En France, à la veille des législatives, et au lendemain d’une présidentielle où le Front national s’est hissé au second tour, d’aucuns redoutent un « Cologne bis » en plein cœur de Paris. L’affaire n’est pas non plus sans rappeler celles du quartier de la Villeneuve à Grenoble, face à l’émission d’« Envoyé Spécial » « La Villeneuve, le rêve brisé ». Ou celle de la ville de Saint-Denis confrontée à la Une du Figaro Magazine : « Molenbeek sur Seine : À Saint-Denis, l’islamisme au quotidien. » Dans les deux cas, des habitants conscients et lucides devant les difficultés auxquelles leurs quartiers sont confrontés ont été choqués par la stigmatisation et les amalgames qui naissaient de ces traitements médiatiques.

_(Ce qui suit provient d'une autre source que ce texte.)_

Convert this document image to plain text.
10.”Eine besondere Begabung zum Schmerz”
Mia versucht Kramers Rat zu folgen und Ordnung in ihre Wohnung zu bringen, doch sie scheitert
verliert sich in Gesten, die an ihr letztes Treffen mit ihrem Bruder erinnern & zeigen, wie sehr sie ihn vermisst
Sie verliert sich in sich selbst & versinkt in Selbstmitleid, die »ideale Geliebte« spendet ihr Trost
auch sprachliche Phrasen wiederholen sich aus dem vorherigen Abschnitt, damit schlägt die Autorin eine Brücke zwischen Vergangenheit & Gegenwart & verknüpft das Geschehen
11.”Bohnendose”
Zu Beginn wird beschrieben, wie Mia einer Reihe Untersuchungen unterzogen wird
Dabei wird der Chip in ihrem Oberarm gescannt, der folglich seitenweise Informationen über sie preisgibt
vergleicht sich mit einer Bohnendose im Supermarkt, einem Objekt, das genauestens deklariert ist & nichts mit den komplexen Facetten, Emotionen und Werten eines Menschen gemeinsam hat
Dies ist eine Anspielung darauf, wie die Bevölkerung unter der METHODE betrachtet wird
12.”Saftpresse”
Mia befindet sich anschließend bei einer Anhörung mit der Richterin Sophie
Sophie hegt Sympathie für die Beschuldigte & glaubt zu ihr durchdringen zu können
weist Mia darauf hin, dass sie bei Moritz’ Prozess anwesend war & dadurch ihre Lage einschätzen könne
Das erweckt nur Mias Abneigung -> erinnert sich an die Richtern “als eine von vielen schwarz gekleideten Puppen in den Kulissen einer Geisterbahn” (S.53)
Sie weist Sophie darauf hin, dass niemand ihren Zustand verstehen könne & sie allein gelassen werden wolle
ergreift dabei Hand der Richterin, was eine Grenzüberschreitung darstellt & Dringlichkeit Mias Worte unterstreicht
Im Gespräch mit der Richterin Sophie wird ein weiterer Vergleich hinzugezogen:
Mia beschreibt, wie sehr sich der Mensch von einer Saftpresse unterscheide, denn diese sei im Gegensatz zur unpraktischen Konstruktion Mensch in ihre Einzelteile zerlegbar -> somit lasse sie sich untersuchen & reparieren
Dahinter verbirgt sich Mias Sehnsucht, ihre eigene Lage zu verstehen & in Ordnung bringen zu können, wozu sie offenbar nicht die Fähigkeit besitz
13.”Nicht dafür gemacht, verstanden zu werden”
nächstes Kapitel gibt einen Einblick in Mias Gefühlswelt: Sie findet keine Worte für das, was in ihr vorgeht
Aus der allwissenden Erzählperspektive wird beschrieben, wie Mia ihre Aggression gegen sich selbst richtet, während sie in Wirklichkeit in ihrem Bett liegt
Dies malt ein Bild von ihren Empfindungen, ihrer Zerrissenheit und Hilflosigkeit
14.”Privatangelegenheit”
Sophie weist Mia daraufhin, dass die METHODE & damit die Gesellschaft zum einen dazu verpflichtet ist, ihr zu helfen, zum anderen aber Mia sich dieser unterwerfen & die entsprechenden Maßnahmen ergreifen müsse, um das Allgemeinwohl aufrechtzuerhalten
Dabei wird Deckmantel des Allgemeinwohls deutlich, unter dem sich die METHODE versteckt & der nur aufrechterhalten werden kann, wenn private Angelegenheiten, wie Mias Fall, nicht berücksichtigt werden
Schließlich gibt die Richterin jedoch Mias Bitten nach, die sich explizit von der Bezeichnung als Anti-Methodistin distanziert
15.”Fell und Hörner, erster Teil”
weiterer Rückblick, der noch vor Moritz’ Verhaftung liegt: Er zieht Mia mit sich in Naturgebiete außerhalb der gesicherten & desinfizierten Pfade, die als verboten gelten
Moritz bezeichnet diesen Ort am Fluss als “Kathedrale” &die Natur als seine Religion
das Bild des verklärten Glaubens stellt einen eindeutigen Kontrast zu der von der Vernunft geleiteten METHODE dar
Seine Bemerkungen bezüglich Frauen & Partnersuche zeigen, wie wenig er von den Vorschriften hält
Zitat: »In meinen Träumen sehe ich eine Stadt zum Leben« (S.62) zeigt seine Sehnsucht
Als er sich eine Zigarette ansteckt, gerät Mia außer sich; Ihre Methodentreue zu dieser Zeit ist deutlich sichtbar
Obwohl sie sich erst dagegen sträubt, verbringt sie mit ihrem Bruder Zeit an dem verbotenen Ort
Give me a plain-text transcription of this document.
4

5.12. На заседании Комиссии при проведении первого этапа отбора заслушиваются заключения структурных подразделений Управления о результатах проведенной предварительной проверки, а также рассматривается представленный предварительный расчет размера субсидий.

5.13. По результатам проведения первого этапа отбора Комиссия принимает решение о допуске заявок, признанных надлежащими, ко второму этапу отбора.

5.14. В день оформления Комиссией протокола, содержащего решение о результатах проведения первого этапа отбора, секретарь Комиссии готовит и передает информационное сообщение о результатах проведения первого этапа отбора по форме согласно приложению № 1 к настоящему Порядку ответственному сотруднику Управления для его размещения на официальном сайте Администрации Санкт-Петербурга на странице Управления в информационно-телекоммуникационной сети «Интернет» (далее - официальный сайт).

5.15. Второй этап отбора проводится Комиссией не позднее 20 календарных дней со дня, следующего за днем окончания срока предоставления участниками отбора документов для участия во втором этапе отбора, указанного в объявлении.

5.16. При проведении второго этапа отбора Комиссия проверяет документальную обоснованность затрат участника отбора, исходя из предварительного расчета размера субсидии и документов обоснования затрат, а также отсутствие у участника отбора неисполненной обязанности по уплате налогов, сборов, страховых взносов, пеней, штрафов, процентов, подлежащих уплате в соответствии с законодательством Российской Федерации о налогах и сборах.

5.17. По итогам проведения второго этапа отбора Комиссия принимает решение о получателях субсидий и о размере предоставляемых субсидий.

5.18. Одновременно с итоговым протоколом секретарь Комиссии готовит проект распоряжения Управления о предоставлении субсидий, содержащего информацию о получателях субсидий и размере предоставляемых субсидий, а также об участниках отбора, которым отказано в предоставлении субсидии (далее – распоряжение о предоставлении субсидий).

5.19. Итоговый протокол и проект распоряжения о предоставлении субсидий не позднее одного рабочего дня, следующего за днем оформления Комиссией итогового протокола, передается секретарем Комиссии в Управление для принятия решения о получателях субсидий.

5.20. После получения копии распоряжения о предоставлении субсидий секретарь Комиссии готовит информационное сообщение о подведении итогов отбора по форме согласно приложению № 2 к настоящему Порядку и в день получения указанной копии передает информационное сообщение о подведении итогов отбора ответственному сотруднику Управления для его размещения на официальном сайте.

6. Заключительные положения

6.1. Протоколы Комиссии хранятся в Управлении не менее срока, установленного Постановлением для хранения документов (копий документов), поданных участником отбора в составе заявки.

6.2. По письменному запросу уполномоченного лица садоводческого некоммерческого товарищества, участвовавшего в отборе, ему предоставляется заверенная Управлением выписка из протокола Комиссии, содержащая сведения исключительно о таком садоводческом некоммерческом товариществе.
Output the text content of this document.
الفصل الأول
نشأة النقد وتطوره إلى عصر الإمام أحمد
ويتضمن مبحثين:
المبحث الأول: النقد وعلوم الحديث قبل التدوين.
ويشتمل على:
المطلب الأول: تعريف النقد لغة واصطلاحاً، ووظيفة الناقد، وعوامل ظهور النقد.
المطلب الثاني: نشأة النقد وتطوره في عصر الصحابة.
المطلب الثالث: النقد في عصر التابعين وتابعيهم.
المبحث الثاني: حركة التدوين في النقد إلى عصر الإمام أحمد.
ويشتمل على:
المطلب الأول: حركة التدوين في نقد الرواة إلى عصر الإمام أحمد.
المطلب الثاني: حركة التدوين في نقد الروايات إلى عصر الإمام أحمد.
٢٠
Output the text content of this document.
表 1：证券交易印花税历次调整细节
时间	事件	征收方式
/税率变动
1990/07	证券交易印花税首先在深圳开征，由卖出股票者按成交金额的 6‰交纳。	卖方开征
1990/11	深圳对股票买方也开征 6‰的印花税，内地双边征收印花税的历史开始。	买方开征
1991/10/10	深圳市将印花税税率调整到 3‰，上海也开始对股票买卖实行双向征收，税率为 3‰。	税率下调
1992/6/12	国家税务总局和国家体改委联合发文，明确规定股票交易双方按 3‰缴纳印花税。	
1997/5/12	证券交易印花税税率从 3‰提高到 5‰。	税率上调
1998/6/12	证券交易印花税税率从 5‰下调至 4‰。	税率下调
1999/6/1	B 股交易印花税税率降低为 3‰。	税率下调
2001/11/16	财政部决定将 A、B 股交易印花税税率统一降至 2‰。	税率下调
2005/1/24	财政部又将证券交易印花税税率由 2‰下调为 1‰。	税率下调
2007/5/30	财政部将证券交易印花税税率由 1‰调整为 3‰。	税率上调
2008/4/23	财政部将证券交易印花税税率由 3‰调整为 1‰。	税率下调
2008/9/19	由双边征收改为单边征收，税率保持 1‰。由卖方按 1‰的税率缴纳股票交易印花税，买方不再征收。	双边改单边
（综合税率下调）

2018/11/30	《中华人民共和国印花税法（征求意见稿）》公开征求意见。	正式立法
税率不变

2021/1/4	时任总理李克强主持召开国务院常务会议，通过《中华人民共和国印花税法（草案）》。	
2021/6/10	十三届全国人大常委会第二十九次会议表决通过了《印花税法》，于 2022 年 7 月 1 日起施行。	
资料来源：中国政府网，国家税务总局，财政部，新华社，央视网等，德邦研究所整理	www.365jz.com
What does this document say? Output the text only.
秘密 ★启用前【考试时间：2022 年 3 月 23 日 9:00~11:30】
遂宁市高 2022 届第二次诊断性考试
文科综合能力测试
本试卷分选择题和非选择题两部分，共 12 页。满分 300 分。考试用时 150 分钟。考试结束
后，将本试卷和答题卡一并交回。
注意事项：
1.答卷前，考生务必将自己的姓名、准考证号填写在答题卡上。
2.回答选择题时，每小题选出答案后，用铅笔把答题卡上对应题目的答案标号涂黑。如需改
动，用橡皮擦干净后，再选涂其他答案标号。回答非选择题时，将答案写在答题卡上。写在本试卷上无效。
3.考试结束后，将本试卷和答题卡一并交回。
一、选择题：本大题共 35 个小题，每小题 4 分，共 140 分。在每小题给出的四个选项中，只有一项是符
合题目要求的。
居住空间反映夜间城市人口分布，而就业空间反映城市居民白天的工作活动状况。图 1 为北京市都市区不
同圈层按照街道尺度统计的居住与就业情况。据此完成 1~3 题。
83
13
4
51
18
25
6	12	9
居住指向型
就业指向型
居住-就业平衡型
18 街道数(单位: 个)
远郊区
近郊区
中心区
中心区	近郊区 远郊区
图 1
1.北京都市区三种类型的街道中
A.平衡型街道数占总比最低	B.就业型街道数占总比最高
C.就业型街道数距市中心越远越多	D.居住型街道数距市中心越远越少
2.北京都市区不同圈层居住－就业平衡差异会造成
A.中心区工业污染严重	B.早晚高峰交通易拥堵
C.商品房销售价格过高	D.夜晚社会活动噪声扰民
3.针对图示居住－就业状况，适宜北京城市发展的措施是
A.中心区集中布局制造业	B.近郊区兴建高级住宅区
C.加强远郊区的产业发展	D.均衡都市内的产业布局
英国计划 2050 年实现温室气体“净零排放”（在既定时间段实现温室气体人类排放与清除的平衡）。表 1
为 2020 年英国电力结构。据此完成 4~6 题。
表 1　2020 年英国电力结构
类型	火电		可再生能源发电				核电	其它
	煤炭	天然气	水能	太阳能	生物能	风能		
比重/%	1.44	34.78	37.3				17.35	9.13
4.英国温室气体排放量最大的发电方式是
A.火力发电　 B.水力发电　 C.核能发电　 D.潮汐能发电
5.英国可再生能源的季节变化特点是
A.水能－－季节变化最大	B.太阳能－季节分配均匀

L’article du Parisien s’inscrit dans cette ligne.
L’article du Parisien
Ce sont plusieurs centaines de mètres carrés de bitume abandonnés aux seuls hommes, et où les femmes n’ont plus droit de cité. Cafés, bars et restaurants leur sont interdits. Comme les trottoirs, la station de métro et les squares. Depuis plus d’un an, le quartier Chapelle-Pajol, à Paris (Xe- XVIIIe), a totalement changé de physionomie : des groupes de dizaines d’hommes seuls, vendeurs à la sauvette, dealeurs, migrants et passeurs, tiennent les rues, harcelant les femmes. (Le Parisien, 18 mai)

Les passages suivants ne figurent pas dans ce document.